Mas foi no plano estratégico, cremos, que o Ministério melhor definiu os contornos futuros do setor: enfrentando entraves burocráticos, a cultura saudosista e, mesmo, a indefinição do conjunto do governo, lançou-se um ambicioso programa de concessões, de privatização de serviços, essenciais à preservação e à ampliação de um patrimônio vital à economia do país. Esse projeto significa uma profunda reformulação do papel do Estado no setor: ele deixa, progressivamente, de ser um produtor de serviços para se concentrar e fortalecer seu papel de poder concedente, normativo, fiscalizador, indutor e articulador.

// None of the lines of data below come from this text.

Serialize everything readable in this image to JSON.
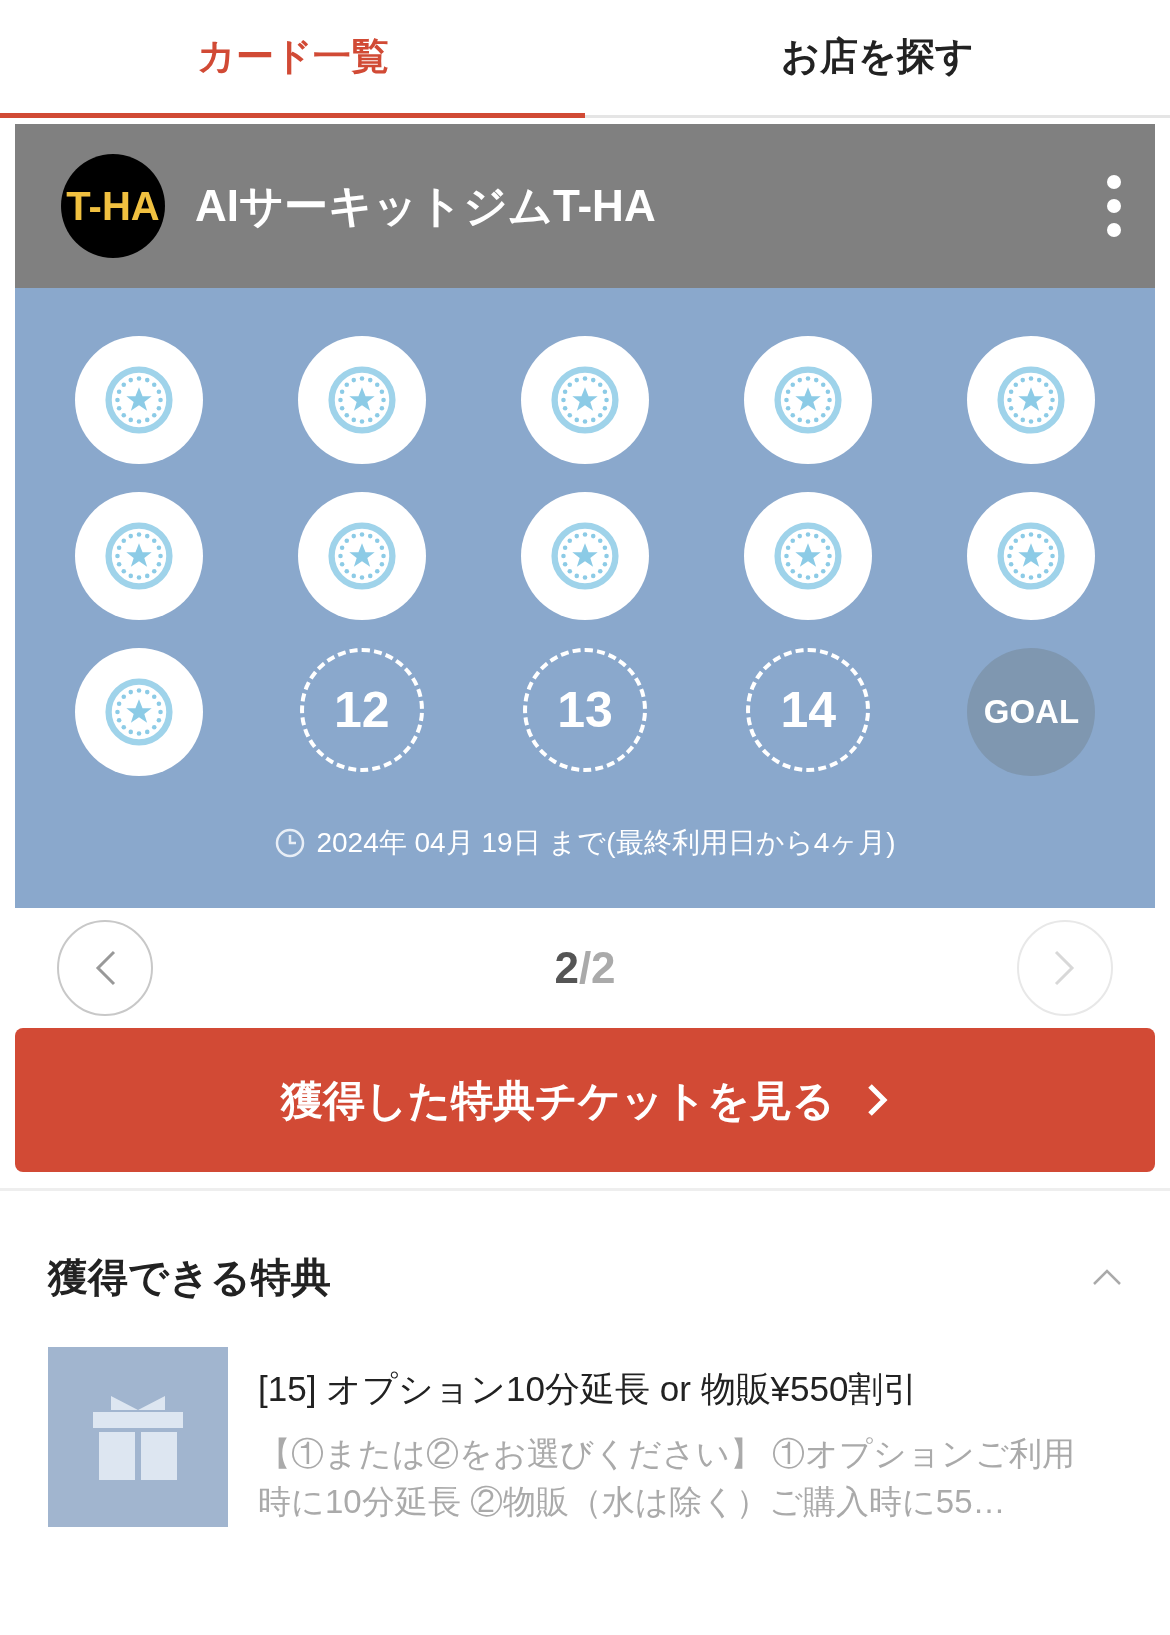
{
  "tabs": [
    {
      "label": "カード一覧",
      "selected": true
    },
    {
      "label": "お店を探す",
      "selected": false
    }
  ],
  "card": {
    "logo_text": "T-HA",
    "shop_name": "AIサーキットジムT-HA",
    "stamps": [
      {
        "kind": "stamped"
      },
      {
        "kind": "stamped"
      },
      {
        "kind": "stamped"
      },
      {
        "kind": "stamped"
      },
      {
        "kind": "stamped"
      },
      {
        "kind": "stamped"
      },
      {
        "kind": "stamped"
      },
      {
        "kind": "stamped"
      },
      {
        "kind": "stamped"
      },
      {
        "kind": "stamped"
      },
      {
        "kind": "stamped"
      },
      {
        "kind": "empty",
        "label": "12"
      },
      {
        "kind": "empty",
        "label": "13"
      },
      {
        "kind": "empty",
        "label": "14"
      },
      {
        "kind": "goal",
        "label": "GOAL"
      }
    ],
    "expiry": "2024年 04月 19日 まで(最終利用日から4ヶ月)"
  },
  "pager": {
    "current": "2",
    "total": "/2",
    "prev_disabled": false,
    "next_disabled": true
  },
  "ticket_button": "獲得した特典チケットを見る",
  "rewards": {
    "title": "獲得できる特典",
    "expanded": true,
    "items": [
      {
        "title": "[15] オプション10分延長 or 物販¥550割引",
        "description": "【①または②をお選びください】 ①オプションご利用時に10分延長 ②物販（水は除く）ご購入時に55…"
      }
    ]
  }
}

Daí resultaram a recuperação de mais de 6.000 km de rodovias e a licitação da Fernão Dias (com preços reduzidos em 50%), cuja ampliação será iniciada já no primeiro trimestre de 1994. Para a ligação São Paulo - Curitiba - Florianópolis já está definido um esquema financeiro original, envolvendo a tríplice participação do BID, dos governos federal e estaduais e da iniciativa privada. De um total de 8.000 km, cerca de 2.800 km de rodovias estão sendo licitados para concessão ao setor privado, incluindo-se, aí, a rodovia Presidente Dutra e a ponte Rio-Niterói.

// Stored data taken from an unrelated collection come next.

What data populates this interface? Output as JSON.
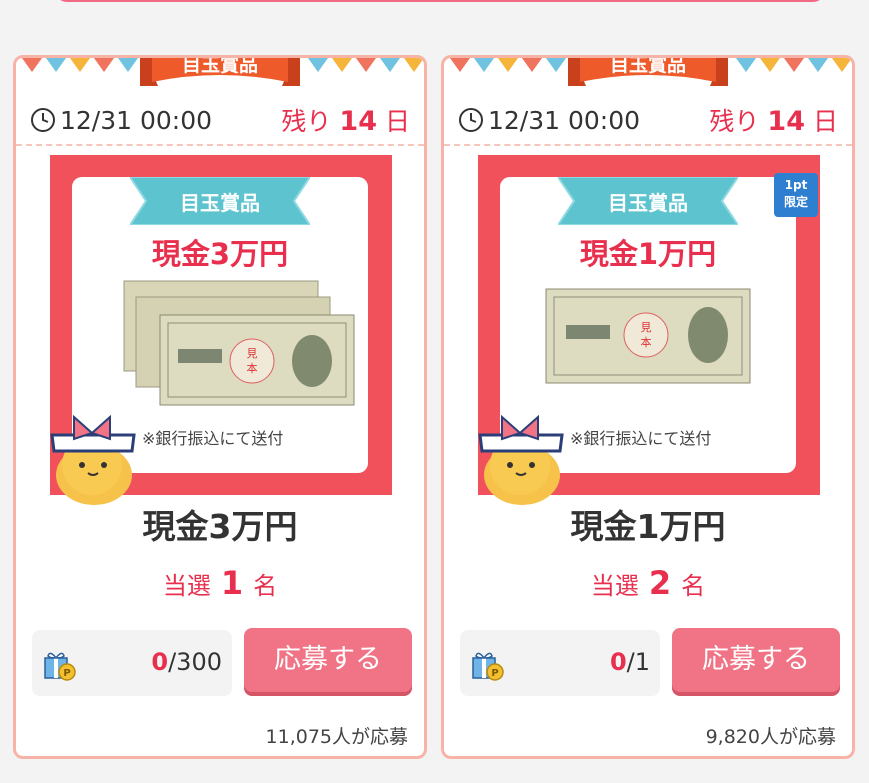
{
  "cards": [
    {
      "ribbon_label": "目玉賞品",
      "date": "12/31 00:00",
      "remain_prefix": "残り",
      "remain_days": "14",
      "remain_suffix": "日",
      "tag_label": "目玉賞品",
      "cash_title": "現金3万円",
      "note": "※銀行振込にて送付",
      "prize_name": "現金3万円",
      "winners_prefix": "当選",
      "winners_count": "1",
      "winners_suffix": "名",
      "points_current": "0",
      "points_total": "/300",
      "apply_label": "応募する",
      "applicants": "11,075人が応募",
      "bill_count": 3
    },
    {
      "ribbon_label": "目玉賞品",
      "date": "12/31 00:00",
      "remain_prefix": "残り",
      "remain_days": "14",
      "remain_suffix": "日",
      "tag_label": "目玉賞品",
      "cash_title": "現金1万円",
      "note": "※銀行振込にて送付",
      "prize_name": "現金1万円",
      "winners_prefix": "当選",
      "winners_count": "2",
      "winners_suffix": "名",
      "points_current": "0",
      "points_total": "/1",
      "apply_label": "応募する",
      "applicants": "9,820人が応募",
      "pt_badge_line1": "1pt",
      "pt_badge_line2": "限定",
      "bill_count": 1
    }
  ],
  "colors": {
    "accent_red": "#e8304e",
    "card_border": "#f6b3a6",
    "button_pink": "#f07485",
    "tag_teal": "#5cc3cf",
    "ribbon_orange": "#ef5a2a"
  },
  "icons": [
    "clock-icon",
    "gift-points-icon",
    "mascot-cat"
  ]
}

Foi aprovada e está em estágio avançado de implantação a nova "lei dos portos", além de estarem em licitação, para concessão, um primeiro grupo de quatro portos. A RFFSA bateu este ano o recorde histórico de 1986 (ano do Plano Cruzado) de transporte de carga. Os trens urbanos de São Paulo e do Rio de Janeiro estão sendo modernizados e serão finalmente transferidos para os respectivos Estados. Foi elaborada e negociada, com os fóruns de prefeitos e secretários, entidades empresariais e de usuários, uma nova "planilha de custos", que poderá propiciar reduções tarifárias nos transportes urbanos. Foi ainda retomado o projeto de corredores, reestruturado o FMM (Fundo de Marinha Mercante) e contornada a profunda crise do Lloyd, iniciando-se um saneamento com vistas à privatização.
Adotando-se como método a transparência e a participação, está em implantação nova regulamentação para o transporte rodoviário de passageiros, rompendo-se cartéis, reservas de mercado e privilégios; foi lançado o Pare (Programa de Redução de Acidentes nas Estradas), o programa de revitalização de áreas portuárias e ferroviárias e criado o CNTU (Conselho Nacional de Transportes Urbanos).
Não devem ser esquecidas as dificuldades do quadro político no qual essas transformações ocorreram: crises, ameaças de ruptura de apoio partidário, mudanças ministeriais, particularmente na área econômica. Esta nunca pode assegurar horizonte financeiro de pelo menos 30 dias, além de impor, sucessivamente, cortes e retenção de recursos. Ainda assim, desde fevereiro, foi evitado todo e qualquer atraso nos pagamentos, recuperando-se a credibilidade do Ministério, fator essencial à redução dos preços obtidos nas concorrências públicas.
Apesar do tempo curto, foi possível ir além dos diagnósticos e lançar bases para redirecionar o setor de transportes nacional, visando capacitá-lo a responder às demandas de um novo ciclo de desenvolvimento do país. Além disso, estamos convencidos, essa atuação tem aspectos generalizáveis, e pode ajudar a delinear uma linha a ser adotada para a necessária reforma do Estado brasileiro.